Automation governance
Automation systems outside the AI category require governance proportionate to their complexity and impact. Simple workflow automation carries different risks than sophisticated robotic process automation handling sensitive operations. The governance framework scales requirements to automation characteristics.
Automation categories
Automation ranges from simple triggered actions to complex multi-system orchestrations. Category assignment determines governance requirements including approval, documentation, testing, and monitoring standards.
Category one automation encompasses simple, single-system automations with limited scope. Email rules, calendar automation, and basic form processing fall within this category. Users may implement category one automation without formal approval, though they remain responsible for appropriate configuration.
Category two automation involves cross-system integrations and workflow automation affecting business processes. Integration platform workflows, automated reporting, and scheduled data processing require department head approval, documentation of logic and data flows, and testing before deployment.

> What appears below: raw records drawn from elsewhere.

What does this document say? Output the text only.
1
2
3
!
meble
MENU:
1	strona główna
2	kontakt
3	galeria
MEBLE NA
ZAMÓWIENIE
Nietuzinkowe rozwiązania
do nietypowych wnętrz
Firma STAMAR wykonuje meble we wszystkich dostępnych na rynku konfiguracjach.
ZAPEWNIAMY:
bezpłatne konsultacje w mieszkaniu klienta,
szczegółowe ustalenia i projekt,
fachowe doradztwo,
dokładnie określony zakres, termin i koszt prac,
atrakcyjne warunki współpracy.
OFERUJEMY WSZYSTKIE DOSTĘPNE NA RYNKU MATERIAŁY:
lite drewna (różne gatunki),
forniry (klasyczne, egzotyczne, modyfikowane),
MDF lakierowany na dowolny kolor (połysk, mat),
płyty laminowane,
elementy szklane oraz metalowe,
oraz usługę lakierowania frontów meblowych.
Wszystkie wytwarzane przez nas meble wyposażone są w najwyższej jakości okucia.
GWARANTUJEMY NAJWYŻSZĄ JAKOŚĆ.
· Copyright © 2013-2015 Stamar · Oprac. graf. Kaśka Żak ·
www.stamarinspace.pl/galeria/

Category three automation includes robotic process automation, AI-augmented automation, and any automation affecting sensitive data or consequential decisions. These require IT governance approval, formal development and testing processes, and ongoing monitoring. Production deployment follows change management procedures.
Documentation requirements
All category two and three automations require documentation enabling maintenance, troubleshooting, and transfer of responsibility. Documentation includes purpose and business justification, data inputs and outputs, logic and decision rules, exception handling, and responsible owner.
Documentation must remain current; changes to automation require documentation updates. Undocumented automations identified through audit face remediation deadlines; automations not documented within specified timeframes face deactivation.
Monitoring and maintenance
Automated systems require monitoring appropriate to their criticality. At minimum, automation owners review execution logs monthly to identify errors, unexpected behaviours, and drift from intended operation. Category three automations require real-time monitoring with alerting for failures and anomalies.
Automation maintenance responsibilities include monitoring, error investigation, updating for environment changes, and eventual decommissioning. Ownership must be assigned and maintained; automations without assigned owners face review and potential deactivation. Staff transitions require explicit automation handover.
Testing standards
Automation testing requirements scale with category and risk. Category one automation requires informal verification that the automation performs as expected. Category two requires documented testing covering normal operation, edge cases, and error handling. Category three requires formal test plans, user acceptance testing, and regression testing for changes.
Test environments should mirror production configuration to the extent practical. Testing with production data requires data protection safeguards; synthetic or anonymised data is preferred where adequate for testing purposes.
Policy review
AI and automation capabilities evolve rapidly, outpacing traditional policy review cycles. This policy undergoes annual review with additional reviews triggered by significant developments in AI capabilities, regulations, or organisational AI adoption.
The AI governance function monitors developments affecting policy relevance. Emerging capabilities, new risks, regulatory changes, and incident learnings inform policy updates. Staff may propose policy amendments through the governance function at any time.
Approved tool lists require more frequent updates than the policy itself. Tool additions, removals, and condition changes may occur outside full policy review cycles following appropriate vetting and approval.